Mentre a livello mondiale non è stata mai abbassata la guardia, contro la diffusione del virus dell’AIDS, l’infezione, se non è in aumento, non è nemmeno in calo, come riferiscono i risultati delle indagini mediche e scientifiche condotte anche in Europa.

Oggi, sabato 1 dicembre, si celebra la Giornata mondiale per la lotta all’AIDS, con una stima che i nuovi casi di infezione da Hiv sono stabili sia in Italia, sia negli altri Paesi europei, mentre tra i più giovani calano troppo lentamente, come indicato dal Centro Operativo AIDS dell’Istituto Superiore di Sanità e dall’Unicef.

In una nota diffusa dall’ISS, l’incidenza delle nuove diagnosi di Hiv ha presentato una leggera diminuzione tra il 2012 e il 2015, con un andamento pressoché stabile dopo il 2015, mentre l’anno scorso, nel 2017, l’incidenza maggiore di infezione da Hiv è stata registrata tra soggetti nella fascia di età 25- 29 anni. E la via di trasmissione principale dell’infezione sono i rapporti eterosessuali, considerati troppo spesso “sicuri” anche senza precauzioni.

La disinformazione, o un’informazione scorretta ed incompleta sui rischi di contagio, ancora poco chiara ed esaustiva, sembrano tra le cause maggiori che compromettono la sicurezza.

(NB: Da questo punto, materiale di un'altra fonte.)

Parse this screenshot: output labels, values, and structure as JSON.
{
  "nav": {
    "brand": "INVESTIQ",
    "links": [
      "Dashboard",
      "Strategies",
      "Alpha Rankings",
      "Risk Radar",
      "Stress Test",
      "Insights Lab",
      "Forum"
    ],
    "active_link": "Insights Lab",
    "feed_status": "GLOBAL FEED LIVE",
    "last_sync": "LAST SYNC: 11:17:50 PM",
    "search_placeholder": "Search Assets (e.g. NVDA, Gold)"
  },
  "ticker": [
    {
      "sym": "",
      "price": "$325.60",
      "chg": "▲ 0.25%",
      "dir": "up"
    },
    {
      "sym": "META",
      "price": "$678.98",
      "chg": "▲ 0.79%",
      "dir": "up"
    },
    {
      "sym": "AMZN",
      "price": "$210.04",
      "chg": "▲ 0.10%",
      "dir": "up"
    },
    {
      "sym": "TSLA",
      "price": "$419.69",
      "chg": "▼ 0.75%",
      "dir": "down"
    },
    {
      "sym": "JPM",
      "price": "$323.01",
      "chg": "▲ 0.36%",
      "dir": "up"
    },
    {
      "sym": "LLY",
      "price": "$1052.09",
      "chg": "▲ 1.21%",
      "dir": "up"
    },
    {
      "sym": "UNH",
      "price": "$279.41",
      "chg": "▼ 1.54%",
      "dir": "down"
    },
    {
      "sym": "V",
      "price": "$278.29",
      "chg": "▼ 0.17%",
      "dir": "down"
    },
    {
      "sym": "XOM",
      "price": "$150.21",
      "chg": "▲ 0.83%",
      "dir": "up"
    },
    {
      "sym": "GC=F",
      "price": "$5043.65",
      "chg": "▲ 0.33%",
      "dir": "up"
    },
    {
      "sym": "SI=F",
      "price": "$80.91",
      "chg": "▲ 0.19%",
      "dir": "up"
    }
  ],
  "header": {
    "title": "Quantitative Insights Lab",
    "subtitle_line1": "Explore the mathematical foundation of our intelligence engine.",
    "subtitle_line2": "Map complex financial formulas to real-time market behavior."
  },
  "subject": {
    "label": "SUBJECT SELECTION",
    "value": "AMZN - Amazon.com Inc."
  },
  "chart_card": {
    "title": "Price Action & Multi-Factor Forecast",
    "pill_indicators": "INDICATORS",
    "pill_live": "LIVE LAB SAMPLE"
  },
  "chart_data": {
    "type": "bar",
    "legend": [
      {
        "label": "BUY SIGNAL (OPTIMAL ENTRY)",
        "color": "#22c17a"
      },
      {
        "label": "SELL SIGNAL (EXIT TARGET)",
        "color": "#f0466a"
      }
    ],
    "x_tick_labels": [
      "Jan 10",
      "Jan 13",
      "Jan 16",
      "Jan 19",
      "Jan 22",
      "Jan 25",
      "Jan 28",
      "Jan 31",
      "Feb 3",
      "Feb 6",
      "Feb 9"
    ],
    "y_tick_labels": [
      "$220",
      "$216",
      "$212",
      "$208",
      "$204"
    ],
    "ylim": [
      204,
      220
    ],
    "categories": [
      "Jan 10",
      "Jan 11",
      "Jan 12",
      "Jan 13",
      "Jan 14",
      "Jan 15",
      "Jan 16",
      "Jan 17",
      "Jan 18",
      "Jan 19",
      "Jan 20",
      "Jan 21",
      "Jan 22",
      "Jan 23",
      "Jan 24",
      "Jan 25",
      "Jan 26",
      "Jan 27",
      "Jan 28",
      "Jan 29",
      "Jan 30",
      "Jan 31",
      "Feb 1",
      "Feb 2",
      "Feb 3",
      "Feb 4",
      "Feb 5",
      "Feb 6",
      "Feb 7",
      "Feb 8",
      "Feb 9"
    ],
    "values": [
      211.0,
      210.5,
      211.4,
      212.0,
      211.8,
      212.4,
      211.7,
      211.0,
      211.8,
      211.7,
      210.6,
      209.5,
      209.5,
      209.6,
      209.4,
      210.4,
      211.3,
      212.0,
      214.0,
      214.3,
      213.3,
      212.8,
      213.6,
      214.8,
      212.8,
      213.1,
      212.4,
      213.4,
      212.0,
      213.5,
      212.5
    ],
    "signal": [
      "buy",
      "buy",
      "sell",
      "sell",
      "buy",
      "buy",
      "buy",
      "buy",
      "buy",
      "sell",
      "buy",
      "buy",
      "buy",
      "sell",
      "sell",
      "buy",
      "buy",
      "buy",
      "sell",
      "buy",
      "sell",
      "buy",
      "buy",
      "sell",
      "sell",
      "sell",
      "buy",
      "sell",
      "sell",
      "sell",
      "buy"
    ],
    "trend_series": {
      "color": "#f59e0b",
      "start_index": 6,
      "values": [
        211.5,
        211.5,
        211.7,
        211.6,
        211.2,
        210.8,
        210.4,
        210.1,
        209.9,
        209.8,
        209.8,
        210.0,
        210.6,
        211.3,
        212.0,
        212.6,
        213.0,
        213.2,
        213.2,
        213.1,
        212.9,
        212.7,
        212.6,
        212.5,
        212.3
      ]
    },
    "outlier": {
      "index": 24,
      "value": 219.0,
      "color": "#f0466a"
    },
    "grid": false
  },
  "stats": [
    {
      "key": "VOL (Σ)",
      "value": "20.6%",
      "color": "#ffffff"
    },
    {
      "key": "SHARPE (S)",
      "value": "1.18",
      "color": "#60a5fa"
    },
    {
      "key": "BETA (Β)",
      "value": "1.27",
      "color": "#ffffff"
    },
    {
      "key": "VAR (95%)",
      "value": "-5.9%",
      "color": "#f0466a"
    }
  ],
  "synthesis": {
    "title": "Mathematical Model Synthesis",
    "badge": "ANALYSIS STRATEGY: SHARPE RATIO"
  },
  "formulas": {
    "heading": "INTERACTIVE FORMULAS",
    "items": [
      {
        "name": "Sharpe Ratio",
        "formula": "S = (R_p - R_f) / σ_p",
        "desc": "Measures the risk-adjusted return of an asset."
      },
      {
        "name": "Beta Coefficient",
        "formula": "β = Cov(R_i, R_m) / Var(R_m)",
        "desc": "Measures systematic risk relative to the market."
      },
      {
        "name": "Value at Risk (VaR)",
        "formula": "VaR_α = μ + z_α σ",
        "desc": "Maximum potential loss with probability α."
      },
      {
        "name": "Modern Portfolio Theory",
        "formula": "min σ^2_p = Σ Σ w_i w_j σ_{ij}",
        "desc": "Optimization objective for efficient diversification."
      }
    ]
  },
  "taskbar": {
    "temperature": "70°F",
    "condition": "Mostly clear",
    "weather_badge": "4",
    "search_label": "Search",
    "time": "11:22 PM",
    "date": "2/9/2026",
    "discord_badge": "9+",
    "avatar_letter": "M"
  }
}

Le statistiche forniscono dati precisi sulla situazione, cui è necessario guardare con nuove politiche ed interventi. Come riportato da ANSA: “Attualmente nel mondo 3 milioni di bambini e adolescenti sono sieropositivi, e ogni giorno quasi 700 adolescenti tra i 10 e 19 anni diventano sieropositivi. Anche se entro il 2030 il numero di nuovi contagi da Hiv tra i bambini sotto i 10 anni sarà dimezzato, quello tra gli adolescenti calerà solo del 29%. Progressi troppo lenti per l’Unicef, secondo cui da qui al 2030, circa 360.000 adolescenti moriranno per malattie collegate all’AIDS, in assenza di investimenti nei programmi di prevenzione, diagnosi e cura dell’Hiv. Una situazione su cui incide anche una percezione del rischio da Hiv ancora molto confusa, una scarsa propensione a ricorrere al test e un mancato uso del profilattico, che tra i giovanissimi può superare il 50%, come segnala la Lega italiana per la lotta contro l’AIDS”.